For the given quadratic equation convert into vertex form, find the vertex, and find the value for x = 6. Show your work.
y = -2x2 + 2x +2
-(1/2)y = x^2 - x - 1
(-1/2)y + 1 = x^2 - x
(-1/2)y + 1 = (x - 1/2)^2 - 1/4
(-1/2)y = (x-1/2)^2 - 5/4
y = -2(x-1/2)^2 + 5/2
would this be correct?
you are correct
thank you!
Yes, your conversion of the quadratic equation into vertex form is correct. The vertex form of a quadratic equation is given by y = a(x - h)^2 + k, where (h, k) represents the coordinates of the vertex. In this case, the equation is y = -2(x - 1/2)^2 + 5/2. Here, the vertex is located at (1/2, 5/2).

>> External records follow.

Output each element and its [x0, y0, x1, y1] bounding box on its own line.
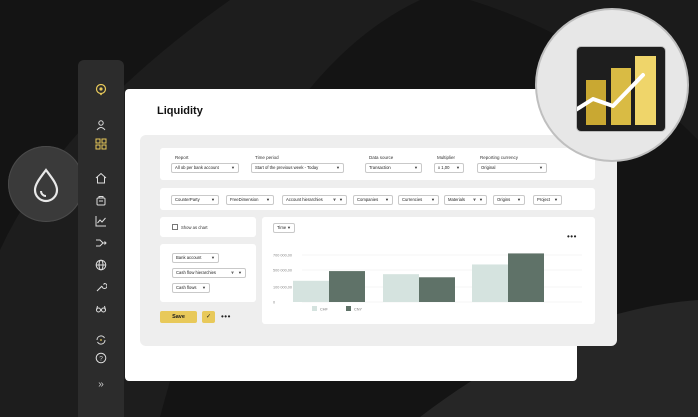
glasses-icon[interactable] [93, 301, 109, 317]
grouping-bank-account[interactable]: Bank account ▼ [172, 253, 219, 263]
dimension-chip-label: Origins [497, 197, 511, 202]
grouping-label: Cash flows [176, 285, 197, 290]
location-pin-icon[interactable] [93, 82, 109, 98]
data-source-select[interactable]: Transaction ▼ [365, 163, 422, 173]
show-as-chart-label: Show as chart [181, 225, 208, 230]
dimension-chip-counterparty[interactable]: CounterParty ▼ [171, 195, 219, 205]
chevron-down-icon: ▼ [539, 165, 543, 170]
chevron-down-icon: ▼ [339, 197, 343, 202]
chevron-down-icon: ▼ [479, 197, 483, 202]
dimension-chip-origins[interactable]: Origins ▼ [493, 195, 525, 205]
multiplier-value: x 1,00 [438, 165, 450, 170]
chevron-down-icon: ▼ [554, 197, 558, 202]
svg-text:?: ? [99, 355, 103, 362]
y-tick-label: 0 [273, 301, 275, 305]
sync-icon[interactable] [93, 332, 109, 348]
legend-swatch [312, 306, 317, 311]
multiplier-label: Multiplier [437, 155, 456, 160]
data-source-value: Transaction [369, 165, 391, 170]
time-period-select[interactable]: Start of the previous week - Today ▼ [251, 163, 344, 173]
dimension-chip-materials[interactable]: Materials ⩔ ▼ [444, 195, 487, 205]
dimension-chip-label: FreeDimension [230, 197, 259, 202]
bar-chart: 700 000,00 500 000,00 100 000,00 0 CHF CNY [273, 253, 582, 312]
analytics-icon[interactable] [93, 213, 109, 229]
liquidity-drop-badge [8, 146, 84, 222]
data-source-label: Data source [369, 155, 394, 160]
dimension-chip-companies[interactable]: Companies ▼ [353, 195, 393, 205]
split-arrows-icon[interactable] [93, 235, 109, 251]
bank-icon[interactable] [93, 192, 109, 208]
sidebar: ? » [78, 60, 124, 417]
grouping-cash-flows[interactable]: Cash flows ▼ [172, 283, 210, 293]
chevron-down-icon: ▼ [336, 165, 340, 170]
filter-icon: ⩔ [333, 197, 336, 203]
chevron-down-icon: ▼ [211, 255, 215, 260]
report-value: All ob per bank account [175, 165, 219, 170]
dimension-chip-label: CounterParty [175, 197, 200, 202]
grouping-label: Bank account [176, 255, 202, 260]
report-label: Report [175, 155, 189, 160]
dimension-chip-freedimension[interactable]: FreeDimension ▼ [226, 195, 274, 205]
dimension-chip-label: Account hierarchies [286, 197, 323, 202]
y-tick-label: 500 000,00 [273, 269, 292, 273]
grouping-label: Cash flow hierarchies [176, 270, 217, 275]
bar-chf-0[interactable] [293, 280, 329, 302]
chevron-down-icon: ▼ [202, 285, 206, 290]
reporting-currency-select[interactable]: Original ▼ [477, 163, 547, 173]
bar-chf-2[interactable] [472, 264, 508, 302]
save-button[interactable]: Save [160, 311, 197, 323]
help-icon[interactable]: ? [93, 350, 109, 366]
bar-chf-1[interactable] [383, 274, 419, 302]
chevron-down-icon: ▼ [231, 165, 235, 170]
chevron-down-icon: ▼ [431, 197, 435, 202]
chevron-down-icon: ▼ [211, 197, 215, 202]
report-select[interactable]: All ob per bank account ▼ [171, 163, 239, 173]
dimension-chip-label: Currencies [402, 197, 423, 202]
expand-sidebar-button[interactable]: » [93, 378, 109, 392]
chevron-down-icon: ▼ [456, 165, 460, 170]
rising-chart-icon [577, 56, 656, 125]
chevron-down-icon: ▼ [238, 270, 242, 275]
home-icon[interactable] [93, 170, 109, 186]
dimension-chip-label: Companies [357, 197, 379, 202]
more-options-button[interactable]: ••• [221, 313, 231, 321]
legend-label: CNY [354, 308, 362, 312]
bar-cny-2[interactable] [508, 253, 544, 302]
chevron-down-icon: ▼ [517, 197, 521, 202]
dimension-chip-label: Project [537, 197, 551, 202]
dimension-chip-label: Materials [448, 197, 465, 202]
globe-icon[interactable] [93, 257, 109, 273]
grid-icon[interactable] [93, 136, 109, 152]
filter-icon: ⩔ [231, 270, 234, 276]
time-period-label: Time period [255, 155, 279, 160]
grouping-cash-flow-hierarchies[interactable]: Cash flow hierarchies ⩔ ▼ [172, 268, 246, 278]
legend-swatch [346, 306, 351, 311]
legend-label: CHF [320, 308, 328, 312]
page-title: Liquidity [157, 105, 203, 117]
multiplier-select[interactable]: x 1,00 ▼ [434, 163, 464, 173]
bar-cny-0[interactable] [329, 271, 365, 302]
bar-cny-1[interactable] [419, 277, 455, 302]
user-icon[interactable] [93, 117, 109, 133]
chevron-down-icon: ▼ [385, 197, 389, 202]
y-tick-label: 100 000,00 [273, 286, 292, 290]
chevron-down-icon: ▼ [266, 197, 270, 202]
confirm-button[interactable]: ✓ [202, 311, 215, 323]
chevron-down-icon: ▼ [414, 165, 418, 170]
reporting-currency-value: Original [481, 165, 496, 170]
dimension-chip-currencies[interactable]: Currencies ▼ [398, 195, 439, 205]
dimension-chip-project[interactable]: Project ▼ [533, 195, 562, 205]
time-period-value: Start of the previous week - Today [255, 165, 319, 170]
show-as-chart-checkbox[interactable] [172, 224, 178, 230]
filter-icon: ⩔ [473, 197, 476, 203]
drop-icon [33, 168, 59, 203]
y-tick-label: 700 000,00 [273, 254, 292, 258]
dimension-chip-account-hierarchies[interactable]: Account hierarchies ⩔ ▼ [282, 195, 347, 205]
wrench-icon[interactable] [93, 279, 109, 295]
reporting-currency-label: Reporting currency [480, 155, 519, 160]
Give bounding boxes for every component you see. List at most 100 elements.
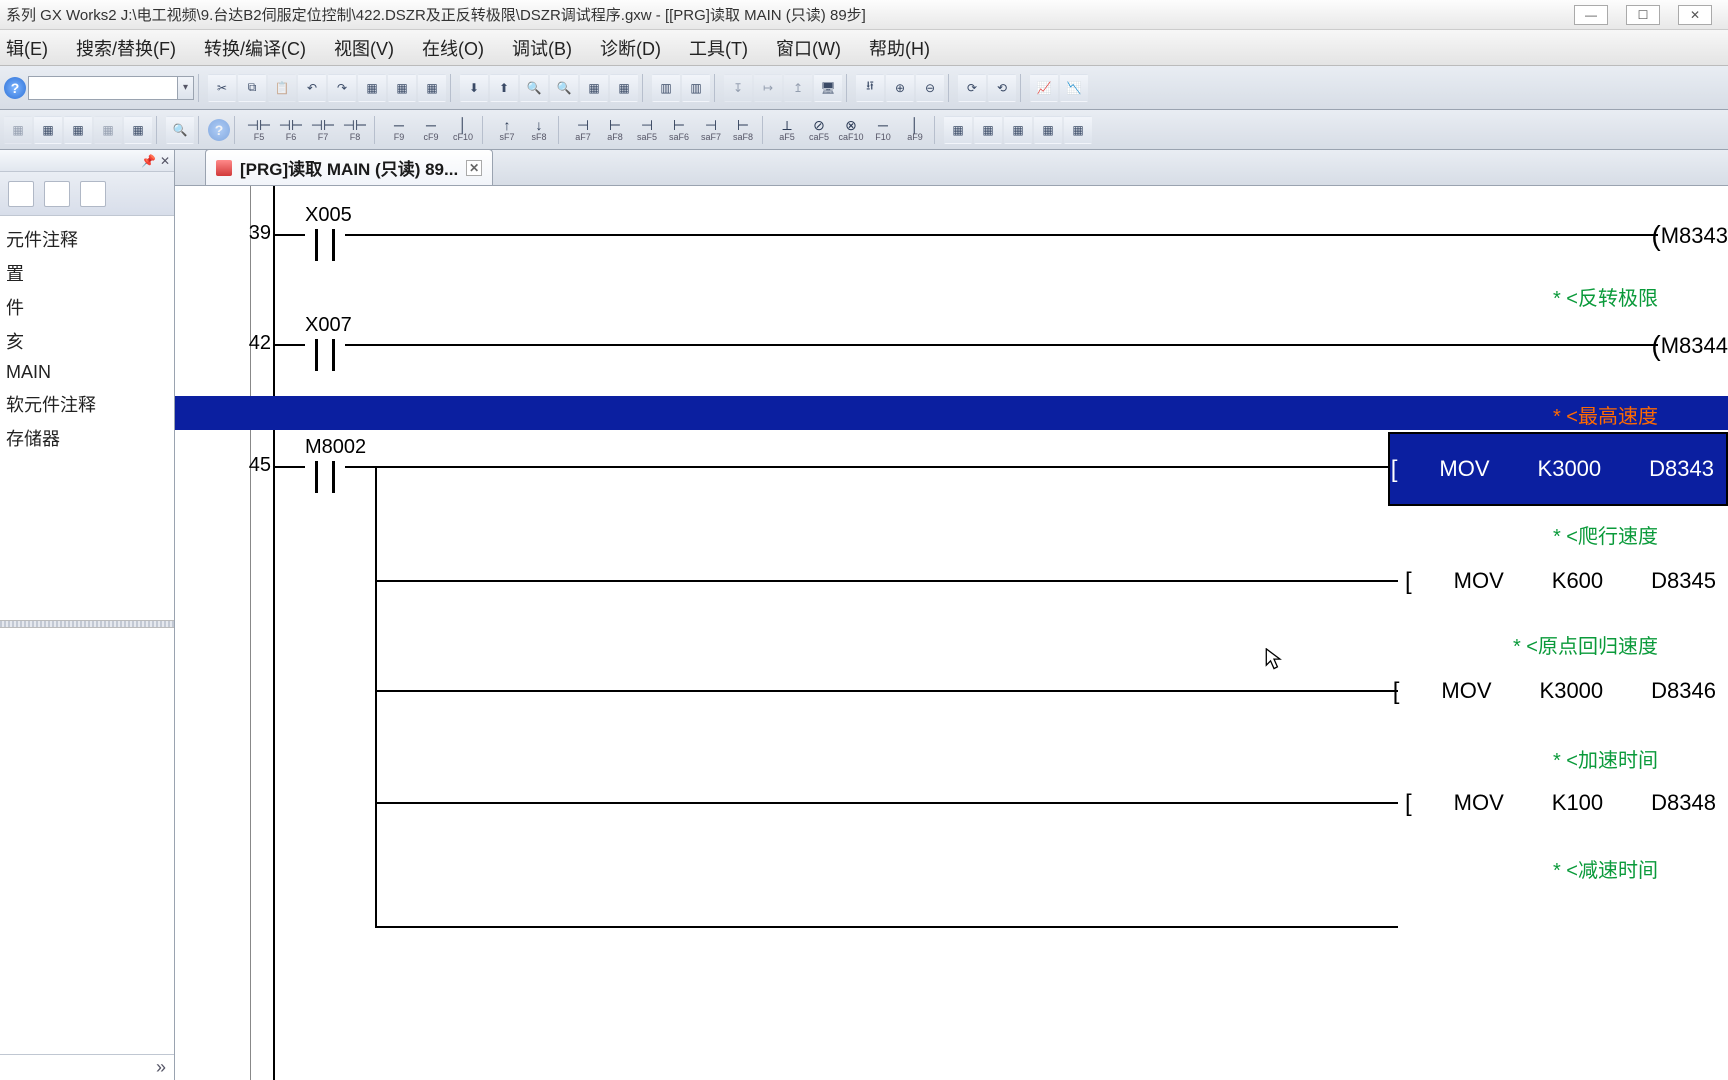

To find the value of y when x = 6, substitute x = 6 into the equation y = -2(x - 1/2)^2 + 5/2:
y = -2(6 - 1/2)^2 + 5/2
y = -2(11/2)^2 + 5/2
y = -2(121/4) + 5/2
y = -242/4 + 5/2
y = -121/2 + 10/2
y = -111/2
Therefore, when x = 6, the value of y is -111/2.